The Catalonia Institute for Energy Research (IREC) has opened a pilot plant that 3D prints advanced ceramic devices for renewable hydrogen systems. It’s described as the first facility on the planet that can manufacture solid oxide cells (SOC) this way, and the research center believes it could reshape how clean hydrogen technology is made, essentially by 3D printing the core ceramic parts that make hydrogen machines run.
A New Way to Build Hydrogen Tech
The new pilot line, called Merce Lab, uses 3D printing to create SOCs, the ceramic “engines” inside high-efficiency fuel cells and electrolysers; these are the machines that turn electricity into hydrogen and hydrogen back into electricity. Normally, SOCs are made through a long, multi-step process involving pressing, sintering, coating, and stacking layers by hand or with slow industrial tools. By 3D printing them instead, IREC can produce lighter, smaller, and more powerful cells in a fraction of the time and cost. That makes hydrogen systems cheaper to build, easier to scale, and far more attractive for clean-energy, transport, and storage applications. Basically, it’s a faster and smarter way to build the components that make renewable hydrogen possible.
Very few groups in the world can make SOCs at this level. Now, the IREC is one of them.

The Merce Lab. Image courtesy of the Catalonia Institute for Energy Research.
Solid oxide technology is already known for being very efficient. But when these ceramic parts are 3D printed instead of made the traditional way, engineers can create shapes and internal structures that weren’t possible before. That leads to better hydrogen production, stronger and higher-performance fuel cells, lighter and smaller systems for cars, trucks, ships, or even planes, and power material use without losing durability. And because Merce Lab is a pre-industrial pilot line, this isn’t just a research experiment; it’s in fact a process that can be scaled up for real manufacturing.
A European Push
Merce Lab was funded through the Tecnopropia Important Project of Common European Interest (IPCEI) program, supported by hydrogen technology company H2B2 and major European innovation funds. The facility is already working with industry partners such as the advanced ceramic 3D printing French firm 3Dceram, thin-film coatings specialist Nano4Energy, and Spanish companies AMES, Viver Clean Tech, and AESA.
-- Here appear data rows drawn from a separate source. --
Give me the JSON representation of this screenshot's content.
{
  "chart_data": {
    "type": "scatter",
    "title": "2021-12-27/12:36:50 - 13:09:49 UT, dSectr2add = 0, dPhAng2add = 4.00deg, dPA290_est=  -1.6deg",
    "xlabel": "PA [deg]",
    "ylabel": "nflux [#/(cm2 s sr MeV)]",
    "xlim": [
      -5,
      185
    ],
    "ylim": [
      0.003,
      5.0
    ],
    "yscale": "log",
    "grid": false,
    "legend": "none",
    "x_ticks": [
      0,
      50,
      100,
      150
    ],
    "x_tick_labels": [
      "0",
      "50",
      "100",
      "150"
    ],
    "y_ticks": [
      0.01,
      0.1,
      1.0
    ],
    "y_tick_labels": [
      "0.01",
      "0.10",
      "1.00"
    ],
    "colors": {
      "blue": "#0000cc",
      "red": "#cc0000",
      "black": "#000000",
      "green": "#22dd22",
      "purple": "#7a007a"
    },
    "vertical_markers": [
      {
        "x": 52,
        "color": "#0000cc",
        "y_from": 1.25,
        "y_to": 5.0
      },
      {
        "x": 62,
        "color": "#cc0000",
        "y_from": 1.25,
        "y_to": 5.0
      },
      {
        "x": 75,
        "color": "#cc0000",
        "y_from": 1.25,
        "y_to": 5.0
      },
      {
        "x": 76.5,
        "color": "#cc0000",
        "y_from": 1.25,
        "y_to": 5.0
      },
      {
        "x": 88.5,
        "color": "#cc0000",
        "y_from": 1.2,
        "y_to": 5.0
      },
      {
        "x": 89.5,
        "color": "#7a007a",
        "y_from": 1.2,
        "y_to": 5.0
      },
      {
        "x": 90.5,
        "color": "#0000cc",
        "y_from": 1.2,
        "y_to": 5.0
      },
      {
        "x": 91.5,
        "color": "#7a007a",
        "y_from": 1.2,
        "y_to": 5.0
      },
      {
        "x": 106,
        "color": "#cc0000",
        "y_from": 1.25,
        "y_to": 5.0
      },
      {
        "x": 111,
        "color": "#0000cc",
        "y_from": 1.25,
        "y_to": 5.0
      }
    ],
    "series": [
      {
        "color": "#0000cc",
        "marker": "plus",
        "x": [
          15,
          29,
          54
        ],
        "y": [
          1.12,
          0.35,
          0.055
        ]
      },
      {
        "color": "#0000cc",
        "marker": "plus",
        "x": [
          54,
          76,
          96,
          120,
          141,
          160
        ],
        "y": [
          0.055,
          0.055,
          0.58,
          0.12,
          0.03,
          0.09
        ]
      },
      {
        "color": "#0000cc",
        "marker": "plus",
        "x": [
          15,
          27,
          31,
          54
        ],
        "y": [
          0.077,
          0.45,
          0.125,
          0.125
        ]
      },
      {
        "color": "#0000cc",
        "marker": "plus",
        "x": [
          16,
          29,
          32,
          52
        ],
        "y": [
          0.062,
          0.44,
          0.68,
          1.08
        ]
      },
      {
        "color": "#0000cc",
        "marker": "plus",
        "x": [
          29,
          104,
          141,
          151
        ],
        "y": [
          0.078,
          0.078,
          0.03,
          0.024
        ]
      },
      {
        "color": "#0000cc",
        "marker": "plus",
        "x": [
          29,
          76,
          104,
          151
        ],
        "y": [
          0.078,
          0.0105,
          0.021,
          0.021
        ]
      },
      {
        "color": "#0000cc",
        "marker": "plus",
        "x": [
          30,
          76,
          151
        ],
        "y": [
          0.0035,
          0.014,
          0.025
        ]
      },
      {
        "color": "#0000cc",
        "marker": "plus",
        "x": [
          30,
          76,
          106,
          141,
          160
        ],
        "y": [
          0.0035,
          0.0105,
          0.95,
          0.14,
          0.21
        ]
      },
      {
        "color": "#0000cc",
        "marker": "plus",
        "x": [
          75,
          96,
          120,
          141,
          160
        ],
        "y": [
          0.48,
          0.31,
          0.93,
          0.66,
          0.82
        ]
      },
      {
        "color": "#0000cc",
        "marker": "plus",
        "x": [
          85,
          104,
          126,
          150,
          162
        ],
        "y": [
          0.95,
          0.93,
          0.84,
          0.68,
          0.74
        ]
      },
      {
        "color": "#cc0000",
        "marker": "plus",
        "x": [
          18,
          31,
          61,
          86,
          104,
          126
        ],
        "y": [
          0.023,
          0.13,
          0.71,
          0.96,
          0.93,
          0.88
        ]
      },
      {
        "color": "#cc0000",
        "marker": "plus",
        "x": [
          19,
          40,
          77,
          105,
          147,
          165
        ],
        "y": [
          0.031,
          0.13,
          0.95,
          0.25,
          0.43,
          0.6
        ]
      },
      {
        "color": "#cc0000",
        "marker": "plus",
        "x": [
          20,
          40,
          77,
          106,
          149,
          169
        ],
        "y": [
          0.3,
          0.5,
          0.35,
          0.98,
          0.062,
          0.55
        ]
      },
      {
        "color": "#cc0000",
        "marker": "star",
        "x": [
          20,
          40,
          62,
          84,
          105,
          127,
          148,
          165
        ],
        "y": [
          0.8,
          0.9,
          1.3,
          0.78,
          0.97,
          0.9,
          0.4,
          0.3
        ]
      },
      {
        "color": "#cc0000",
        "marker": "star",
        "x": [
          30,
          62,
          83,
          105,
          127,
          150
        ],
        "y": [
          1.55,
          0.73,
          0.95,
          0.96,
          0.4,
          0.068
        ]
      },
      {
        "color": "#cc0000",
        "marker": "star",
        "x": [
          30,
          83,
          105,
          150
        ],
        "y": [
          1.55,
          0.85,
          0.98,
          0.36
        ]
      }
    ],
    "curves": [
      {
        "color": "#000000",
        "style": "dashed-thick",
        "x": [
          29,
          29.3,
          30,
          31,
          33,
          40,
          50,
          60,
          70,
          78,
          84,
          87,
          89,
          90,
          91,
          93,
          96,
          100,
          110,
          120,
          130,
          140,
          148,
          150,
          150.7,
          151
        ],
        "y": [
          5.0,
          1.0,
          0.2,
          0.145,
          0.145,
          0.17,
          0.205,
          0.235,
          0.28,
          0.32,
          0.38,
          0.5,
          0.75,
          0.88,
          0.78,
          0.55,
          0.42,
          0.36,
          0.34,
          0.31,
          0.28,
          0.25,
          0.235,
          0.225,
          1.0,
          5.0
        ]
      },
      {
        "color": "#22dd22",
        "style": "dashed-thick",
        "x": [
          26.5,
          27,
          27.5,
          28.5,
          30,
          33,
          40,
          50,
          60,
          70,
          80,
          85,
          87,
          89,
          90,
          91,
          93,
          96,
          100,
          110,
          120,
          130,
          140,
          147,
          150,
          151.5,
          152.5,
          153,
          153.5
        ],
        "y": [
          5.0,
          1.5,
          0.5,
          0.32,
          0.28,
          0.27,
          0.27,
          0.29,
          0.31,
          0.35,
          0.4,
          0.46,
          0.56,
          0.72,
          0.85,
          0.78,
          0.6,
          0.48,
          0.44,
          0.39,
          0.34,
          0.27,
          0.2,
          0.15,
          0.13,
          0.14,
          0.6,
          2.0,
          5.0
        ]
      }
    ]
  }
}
What’s more, Merce Lab is bringing the technology closer to commercial use. IREC has even begun fabricating complete devices and plans to spin out a company called Oxhyd Energy to commercialize SOC fuel cells.
A Sneak Peek at the Future
Catalonia now has a pilot line capable of producing enough SOC devices each year to supply roughly 2 megawatts of power (for reference, a single modern onshore wind turbine produces around 3 MW). The cost target, which is roughly €800/kW, could help push renewable hydrogen below €4/kg, a major milestone for the sector. Today, European green hydrogen can range between €3.5 and €6 per kg under favorable conditions, but some estimates reached as high as €16 per kg in 2024. Meanwhile, in the U.S., production typically falls between $5 and $10/kg (€4.5 – €9/kg), while the lowest-cost region is the Middle East, where hydrogen is often estimated at €3 – €5/kg.
Even more important, the materials are designed to be free of cobalt, nickel, rare earths, and other critical materials. That gives Europe an easier path toward secure, sustainable hydrogen production.
If the early results are successful, Merce Lab could become a blueprint for how future hydrogen technology is designed, built, and scaled.